Поразмыслив, ученый неуверенно проговорил:
— Вероятно, вихри «Урании» подняли на Луне пыльные бури…
Он оказался прав. Через некоторое время нас нащупал Памирский радиоцентр Земли. Молодой оператор радиоцентра восторженно передавал по мировой радиосети: «В северном полушарии Луны происходят грандиозные явления: бушуют пыльные смерчи невиданной силы! Деформировался весь горный хребет Апеннин! Часть лунных цирков разрушена! Из подлунного города нам сообщают, что вся планета содрогается; ощущение такое, будто Луна вот-вот расколется. Из Пулковской обсерватории только что передали: зарегистрировано заметное смещение Луны с орбиты. На Земле разразилась магнитная буря необычайной силы. По Мировому океану прокатилась приливная волна десятиметровой высоты!.. К счастью, жертв и разрушений не было».

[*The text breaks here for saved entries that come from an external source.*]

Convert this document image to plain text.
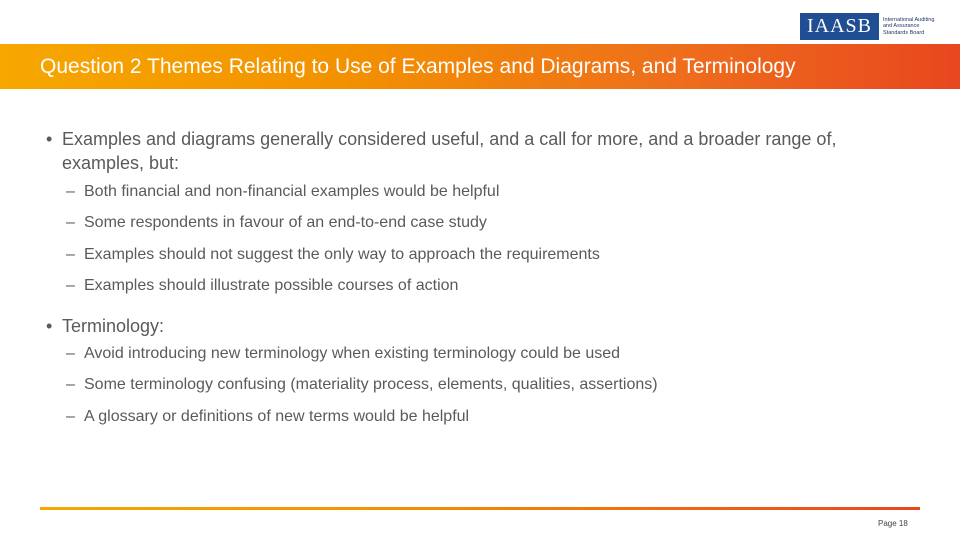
IAASB	International Auditing and Assurance Standards Board
Question 2 Themes Relating to Use of Examples and Diagrams, and Terminology
• Examples and diagrams generally considered useful, and a call for more, and a broader range of, examples, but:
– Both financial and non-financial examples would be helpful
– Some respondents in favour of an end-to-end case study
– Examples should not suggest the only way to approach the requirements
– Examples should illustrate possible courses of action
• Terminology:
– Avoid introducing new terminology when existing terminology could be used
– Some terminology confusing (materiality process, elements, qualities, assertions)
– A glossary or definitions of new terms would be helpful
Page 18
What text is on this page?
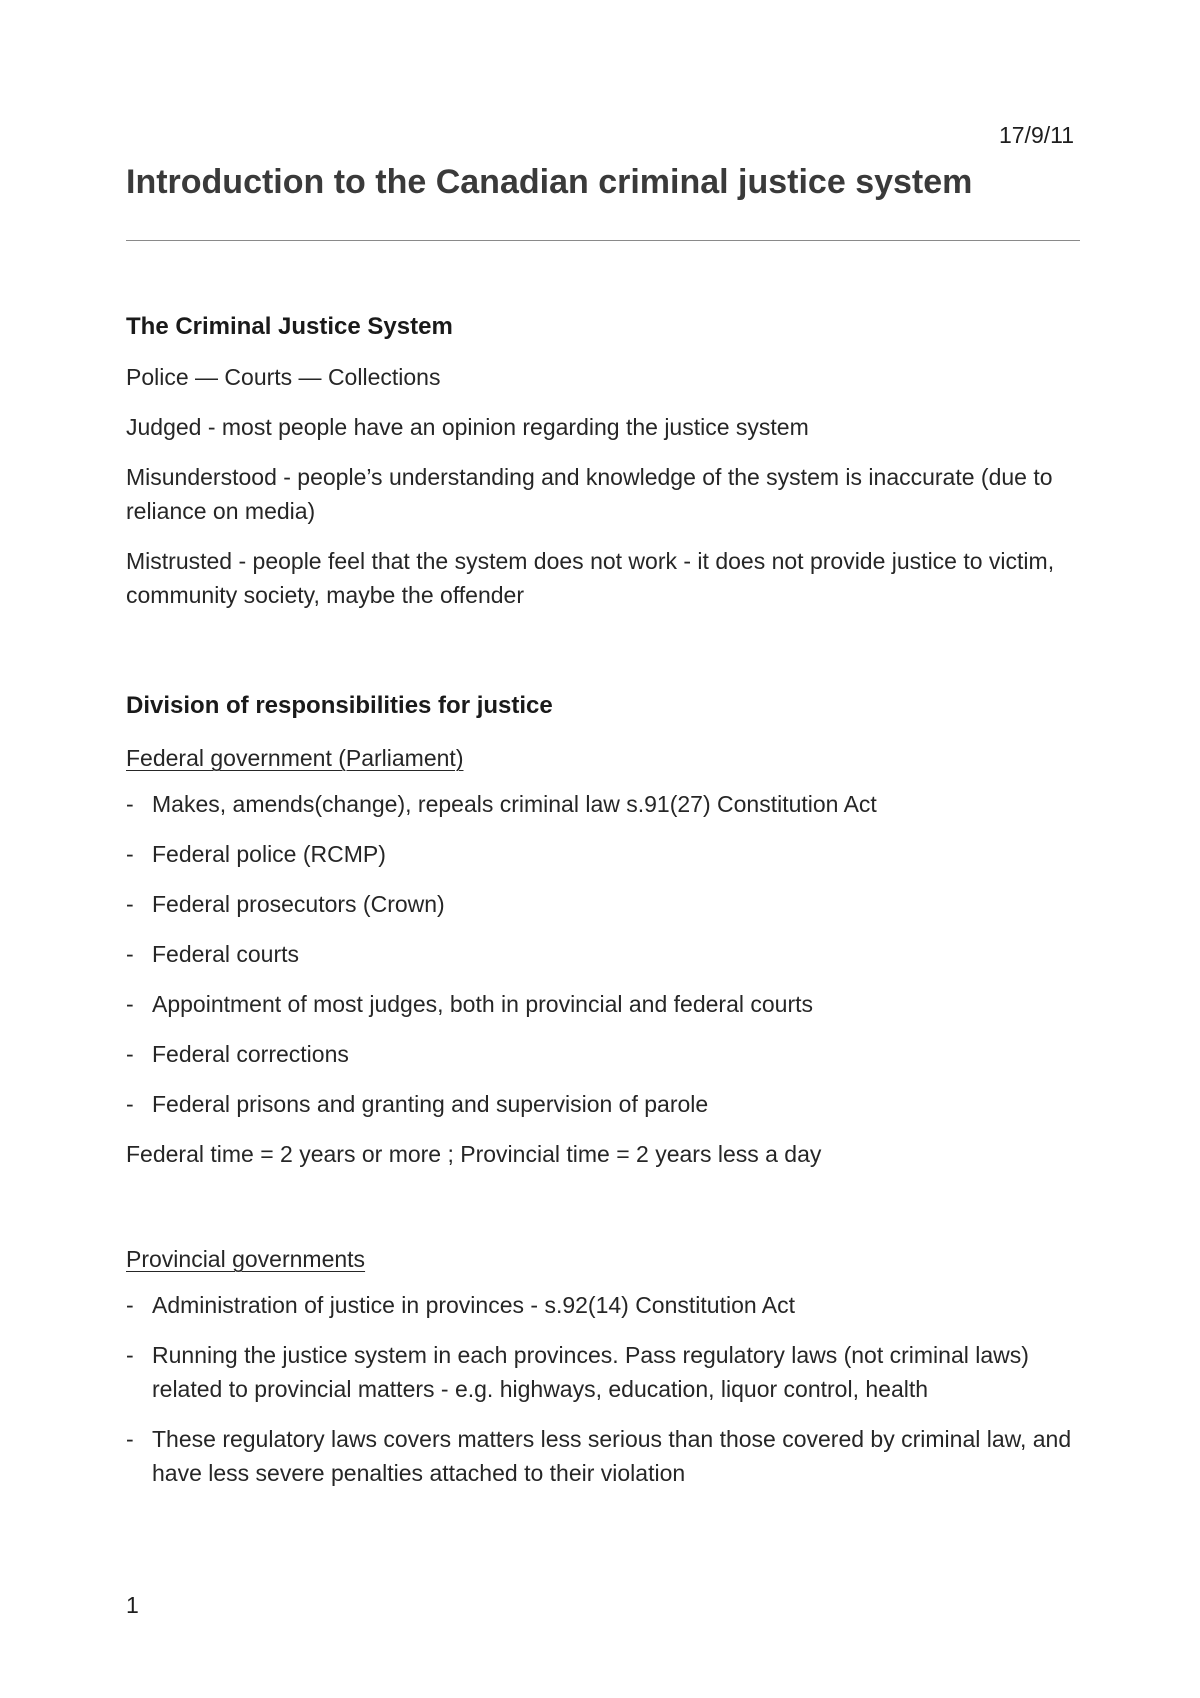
17/9/11
Introduction to the Canadian criminal justice system
The Criminal Justice System

Police — Courts — Collections

Judged - most people have an opinion regarding the justice system

Misunderstood - people’s understanding and knowledge of the system is inaccurate (due to reliance on media)

Mistrusted - people feel that the system does not work - it does not provide justice to victim, community society, maybe the offender

Division of responsibilities for justice

Federal government (Parliament)

- Makes, amends(change), repeals criminal law s.91(27) Constitution Act
- Federal police (RCMP)
- Federal prosecutors (Crown)
- Federal courts
- Appointment of most judges, both in provincial and federal courts
- Federal corrections
- Federal prisons and granting and supervision of parole

Federal time = 2 years or more ; Provincial time = 2 years less a day

Provincial governments

- Administration of justice in provinces - s.92(14) Constitution Act
- Running the justice system in each provinces. Pass regulatory laws (not criminal laws) related to provincial matters - e.g. highways, education, liquor control, health
- These regulatory laws covers matters less serious than those covered by criminal law, and have less severe penalties attached to their violation
1
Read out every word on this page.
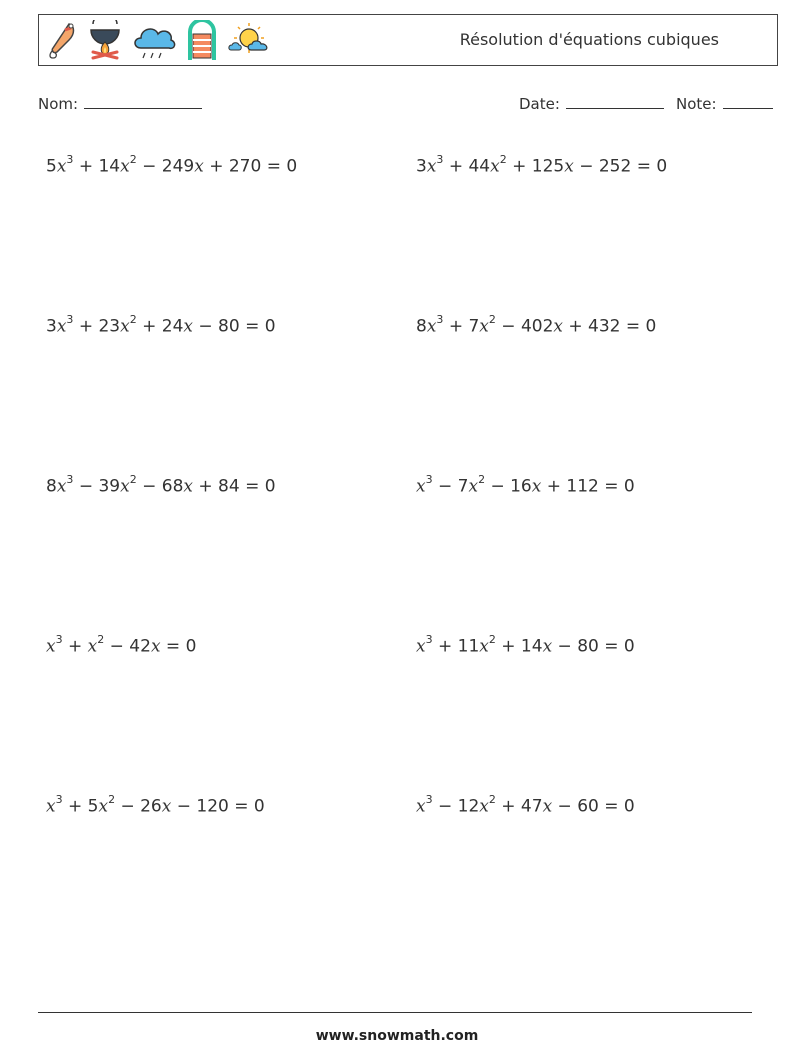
Résolution d'équations cubiques
Nom:	Date:	Note:
$5x^3 + 14x^2 - 249x + 270 = 0$	$3x^3 + 44x^2 + 125x - 252 = 0$
$3x^3 + 23x^2 + 24x - 80 = 0$	$8x^3 + 7x^2 - 402x + 432 = 0$
$8x^3 - 39x^2 - 68x + 84 = 0$	$x^3 - 7x^2 - 16x + 112 = 0$
$x^3 + x^2 - 42x = 0$	$x^3 + 11x^2 + 14x - 80 = 0$
$x^3 + 5x^2 - 26x - 120 = 0$	$x^3 - 12x^2 + 47x - 60 = 0$
www.snowmath.com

— В Академии Тяготения не сумели точно рассчитать последствия взлета «Урании», — тихо заметил Самойлов, прослушав передачу Памирского радиоцентра. — Развязаны силы невероятного могущества… Теперь ясно, что старты следующих гравитонных кораблей необходимо производить подальше от системы Земля — Луна, во всяком случае, не ближе, чем со спутников Сатурна.
Мы не ощущали привычной вибрации астролета, свойственной фотонным ракетам. Бесшумно работал гравитонный двигатель. Ни полыхающих протуберанцев света, характерных для фотонных ракет, ни оглушающего рева ионных кораблей. В реакторе удивительно равномерно распадались гравитоны, выделяя колоссальное количество энергии. В квантовом преобразователе внутригравитонная энергия превращалась в тяжелое электромагнитное излучение высокой частоты. Магнитные поля большой силы отбрасывали излучение на параболоид гравитонного прожектора, который сверхмощным параллельным пучком отражал его в пространство. Из дюзы «Урании» рвался невидимый реактивный луч, создавая тягу в миллионы тонн. Мы могли бы сбить с орбиты любой спутник Юпитера, Сатурна или Урана размером меньше Луны — например, Мимас, Диану, Оберон или Нереиду, — если бы стартовали с них.
Траектория нашего движения пока совпадала с обычными путями космических кораблей. Яркие немигающие зрачки звезд, казалось, пристально следили за мной с экрана астротелевизора. Блестящий, как серебряный поднос, диск Луны с оспинками кратеров, занимавший вначале пол-экрана, медленно сползал вправо. Все отчетливее вырисовывались на нем резкие изломанные тени гор, а края казались выщербленными. Наконец он исчез. Скорость непрерывно нарастала. В мерцающем овале искателя траектории дрожал маленький силуэт астролета, и карта неба над ним смещалась к орбите Марса, Время отлета было рассчитано так, чтобы пересечь орбиту вблизи планеты. При гигантской мощности гравитонного двигателя притяжением Марса можно было пренебречь, а в Высшем Совете по освоению Космоса хотели, чтобы марсианская научно-исследовательская база наблюдала и в последний раз сфотографировала астролет в движении, прежде чем он умчится в межзвездные дали.